Marcel se había ido pensativo. No se equivoca este buen hombre, me despierto un poco tarde para ir a cantar nanas a una cuna. Y Josiane no es tampoco una jovencita. Espero que no me haga un retoño con los restos. Un vegetal al que haya que criar con zumo de pepino. ¡Ay! ¡Qué bien me imagino a ese niño! Ya lo estoy viendo. Un duro de barrio al que criaré como al príncipe de Gales. No le faltarán vitaminas y aire fresco, ni lecciones de equitación ni grandes colegios, ¡me gastaré lo que sea!

El doctor Troussard les había pedido que se hiciesen análisis, una página entera, ¡con letra pequeña! Y les esperaba a las cuatro para «comentar los resultados». Allí estaban, temblorosos, en la sala de espera. Intimidados por los sofás, las sillas, la alfombra que se extendía a sus pies, las pesadas cortinas.

—Mira las cortinas, ¡parecen huevos de rinoceronte!

—Este médico no debe de cobrar una miseria —susurró Josiane—. ¡Tiene demasiado dinero! Me huele a charlatán.

—No te preocupes. El hombre me dijo que era un poco estirado, no de los que te doran la píldora, pero muy eficiente.

—¡Ay, qué nervios, Marcel! Toca mis manos, están heladas.

—Lee una revista, te distraerá…

Marcel cogió dos revistas y tendió una a Josiane, que la rechazó.

—No tengo ganas de leer nada.

—Lee, bomboncito, lee.

Para dar ejemplo, abrió la revista y hundió la cara en ella.
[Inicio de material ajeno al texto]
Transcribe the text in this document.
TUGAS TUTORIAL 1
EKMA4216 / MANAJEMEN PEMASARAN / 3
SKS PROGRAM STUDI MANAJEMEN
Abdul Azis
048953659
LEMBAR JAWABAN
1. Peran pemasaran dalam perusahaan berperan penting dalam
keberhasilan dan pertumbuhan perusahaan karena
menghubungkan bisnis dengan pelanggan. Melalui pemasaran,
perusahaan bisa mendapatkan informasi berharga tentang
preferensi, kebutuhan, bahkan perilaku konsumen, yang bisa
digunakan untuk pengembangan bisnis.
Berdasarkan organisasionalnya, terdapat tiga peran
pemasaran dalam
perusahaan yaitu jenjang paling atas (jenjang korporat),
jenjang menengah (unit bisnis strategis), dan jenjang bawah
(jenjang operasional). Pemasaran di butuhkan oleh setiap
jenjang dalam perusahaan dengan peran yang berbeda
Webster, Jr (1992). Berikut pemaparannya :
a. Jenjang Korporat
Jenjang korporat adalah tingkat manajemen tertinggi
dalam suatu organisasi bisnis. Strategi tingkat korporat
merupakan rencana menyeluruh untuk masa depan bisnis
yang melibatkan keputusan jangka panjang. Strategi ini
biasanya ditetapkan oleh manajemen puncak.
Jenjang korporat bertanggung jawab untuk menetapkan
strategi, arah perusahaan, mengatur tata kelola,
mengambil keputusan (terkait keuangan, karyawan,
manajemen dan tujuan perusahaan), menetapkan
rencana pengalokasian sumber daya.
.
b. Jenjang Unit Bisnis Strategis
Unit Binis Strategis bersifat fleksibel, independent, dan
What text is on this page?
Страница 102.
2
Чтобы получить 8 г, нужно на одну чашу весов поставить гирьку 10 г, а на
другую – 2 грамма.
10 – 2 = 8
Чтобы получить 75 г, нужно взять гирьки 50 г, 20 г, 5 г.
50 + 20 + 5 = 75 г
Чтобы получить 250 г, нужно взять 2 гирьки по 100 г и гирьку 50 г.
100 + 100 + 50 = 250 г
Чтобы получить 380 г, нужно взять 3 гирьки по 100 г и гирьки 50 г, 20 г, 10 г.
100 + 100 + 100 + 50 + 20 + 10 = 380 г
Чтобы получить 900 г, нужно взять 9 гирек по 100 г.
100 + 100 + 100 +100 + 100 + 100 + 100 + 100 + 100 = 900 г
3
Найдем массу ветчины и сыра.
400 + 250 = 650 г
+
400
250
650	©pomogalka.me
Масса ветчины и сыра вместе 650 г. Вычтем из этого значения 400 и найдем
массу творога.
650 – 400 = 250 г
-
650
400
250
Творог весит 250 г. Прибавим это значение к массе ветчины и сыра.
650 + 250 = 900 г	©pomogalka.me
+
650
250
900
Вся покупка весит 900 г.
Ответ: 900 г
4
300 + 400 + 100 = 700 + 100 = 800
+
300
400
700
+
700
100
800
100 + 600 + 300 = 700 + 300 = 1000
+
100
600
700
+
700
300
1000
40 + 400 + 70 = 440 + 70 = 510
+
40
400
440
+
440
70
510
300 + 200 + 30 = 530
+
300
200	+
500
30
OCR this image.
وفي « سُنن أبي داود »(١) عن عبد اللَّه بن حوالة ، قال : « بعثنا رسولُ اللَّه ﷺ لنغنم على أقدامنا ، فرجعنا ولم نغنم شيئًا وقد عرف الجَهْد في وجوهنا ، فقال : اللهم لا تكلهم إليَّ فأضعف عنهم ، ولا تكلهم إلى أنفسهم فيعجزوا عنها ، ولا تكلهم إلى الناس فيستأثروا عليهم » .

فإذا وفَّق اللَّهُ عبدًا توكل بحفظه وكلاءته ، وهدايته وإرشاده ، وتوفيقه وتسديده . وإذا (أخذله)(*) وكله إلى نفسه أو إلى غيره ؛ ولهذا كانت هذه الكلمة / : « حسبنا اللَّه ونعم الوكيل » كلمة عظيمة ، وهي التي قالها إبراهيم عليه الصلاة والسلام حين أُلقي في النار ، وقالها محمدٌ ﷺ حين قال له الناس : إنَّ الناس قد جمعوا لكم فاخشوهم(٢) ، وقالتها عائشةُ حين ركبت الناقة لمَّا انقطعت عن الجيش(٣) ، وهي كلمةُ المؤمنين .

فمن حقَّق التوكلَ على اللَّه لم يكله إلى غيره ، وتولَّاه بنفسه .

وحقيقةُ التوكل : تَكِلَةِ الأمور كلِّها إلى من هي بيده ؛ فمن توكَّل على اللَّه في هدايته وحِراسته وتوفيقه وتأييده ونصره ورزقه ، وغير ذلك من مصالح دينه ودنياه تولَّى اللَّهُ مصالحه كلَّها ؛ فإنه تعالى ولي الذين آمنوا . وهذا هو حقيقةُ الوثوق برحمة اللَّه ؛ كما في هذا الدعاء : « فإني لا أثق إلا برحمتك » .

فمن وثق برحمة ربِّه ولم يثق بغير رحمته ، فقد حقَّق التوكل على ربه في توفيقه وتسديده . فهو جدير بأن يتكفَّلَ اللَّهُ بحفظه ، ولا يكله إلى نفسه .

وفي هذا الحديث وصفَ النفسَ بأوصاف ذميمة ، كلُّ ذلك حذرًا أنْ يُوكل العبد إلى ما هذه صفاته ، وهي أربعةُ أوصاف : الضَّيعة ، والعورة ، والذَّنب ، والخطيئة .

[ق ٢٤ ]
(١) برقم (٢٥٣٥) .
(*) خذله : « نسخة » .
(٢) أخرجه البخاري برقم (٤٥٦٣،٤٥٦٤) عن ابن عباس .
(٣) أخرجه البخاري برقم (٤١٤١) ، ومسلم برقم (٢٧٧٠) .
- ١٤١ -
Escogió una página al azar y leyó: «Se sabía que en las mujeres de cuarenta años es tres veces mayor el riesgo de un aborto espontáneo que en las de veinticinco, pero ahora un estudio franco-americano demuestra que la edad del padre aumenta también ese riesgo. Ya que los espermatozoides sufren también los efectos del envejecimiento: pierden su movilidad y contienen más anomalías cromosómicas o genéticas que pueden desembocar en un aborto espontáneo. El riesgo de aborto aumenta un treinta por ciento cuando el futuro padre tiene más de treinta y cinco años. Este riesgo aumenta regularmente con la edad, sea cual sea la de la futura madre…».

Marcel cerró la revista trastornado. Josiane vio cómo palidecía y se humedecía los labios como si le faltase saliva.

—¿Estás bien? ¿Te has puesto malo?

Él le tendió la revista abrumado.

Ella la leyó por encima, la dejó y dijo:

—No sirve de nada comerse el coco. El tiene los resultados de los análisis y nos dirá lo que sea…

—Sueño con un pequeño Hércules y tendremos que dar gracias si conseguimos tener un espárrago.

—¡Déjalo, Marcel! Te prohíbo hablar mal de tu hijo.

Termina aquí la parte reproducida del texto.